The Alba region in North West Italy tends to produce a food-friendly style of Barbera, slightly more structured and savoury than Barbera d'Asti. This makes it a great accompaniment to a variety of dishes, with a balanced flavour profile of fruits and acidity.
Ripe plum and Morello cherry fruit. Some nice developing spicy notes, with bright blueberries and plum on the palate. A dry, medium bodied wine with balanced acidity on the finish.
Should work a treat with a thin crust pizza topped with pepperoni or salami and heartier vegetables such as courgette and artichoke.
|Style||Dry, Red, Medium Bodied, Spice, Red and Black Fruit, Herbaceous, Food Friendly,|
Vineyard and Winery
Sourced from vines grown on clay-chalk soils around Alba, and the neighbouring villages that form the Langhe plain and part of Roero.
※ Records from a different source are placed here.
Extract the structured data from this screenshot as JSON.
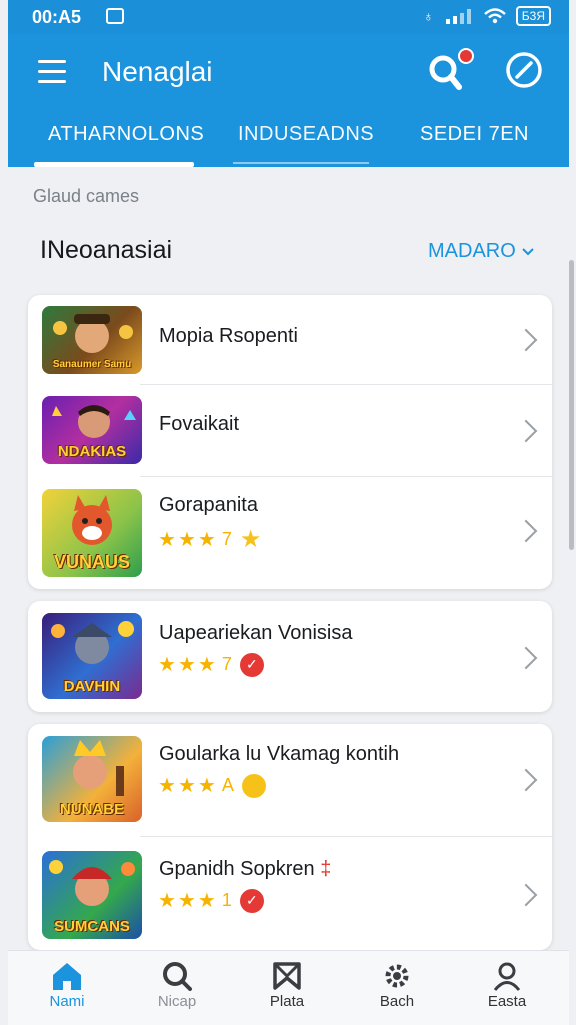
{
  "status_bar": {
    "time": "00:A5",
    "battery": "Б3Я"
  },
  "app_bar": {
    "title": "Nenaglai"
  },
  "tabs": [
    {
      "label": "ATHARNOLONS"
    },
    {
      "label": "INDUSEADNS"
    },
    {
      "label": "SEDEI 7EN"
    }
  ],
  "section": {
    "hint": "Glaud cames",
    "title": "INeoanasiai",
    "sort_label": "MADARO"
  },
  "games": [
    {
      "name": "Mopia Rsopenti",
      "thumb_text": "Sanaumer Samu",
      "badge": ""
    },
    {
      "name": "Fovaikait",
      "thumb_text": "NDAKIAS",
      "badge": ""
    },
    {
      "name": "Gorapanita",
      "thumb_text": "VUNAUS",
      "star_note": "7",
      "badge": "yellow"
    },
    {
      "name": "Uapeariekan Vonisisa",
      "thumb_text": "DAVHIN",
      "star_note": "7",
      "badge": "red"
    },
    {
      "name": "Goularka lu Vkamag kontih",
      "thumb_text": "NUNABE",
      "star_note": "A",
      "badge": "yellow"
    },
    {
      "name": "Gpanidh Sopkren",
      "name_suffix": "‡",
      "thumb_text": "SUMCANS",
      "star_note": "1",
      "badge": "red"
    }
  ],
  "bottom_nav": [
    {
      "label": "Nami"
    },
    {
      "label": "Nicap"
    },
    {
      "label": "Plata"
    },
    {
      "label": "Bach"
    },
    {
      "label": "Easta"
    }
  ],
  "colors": {
    "primary": "#1b93dd",
    "star": "#f6b400",
    "badge_red": "#e53935",
    "badge_yellow": "#f6c21a"
  }
}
Guyot-trained with a vine density of 3,500 vines per hectare. There is a green harvest in May and July. No irrigation is used. Grapes are hand harvested in the middle of September. The Barbera grapes are sorted and selected, crushed softly and the stalks separated. The must is piped into steel tanks where it is fermented at a temperature of about 27 degrees for 10 days. Production continues with a lighter fermentation until the consumption of sugars is complete. The wine then spends around 6/8 months in steel tanks before bottling. This allows the wine to settle, yet retain vibrant fruit character.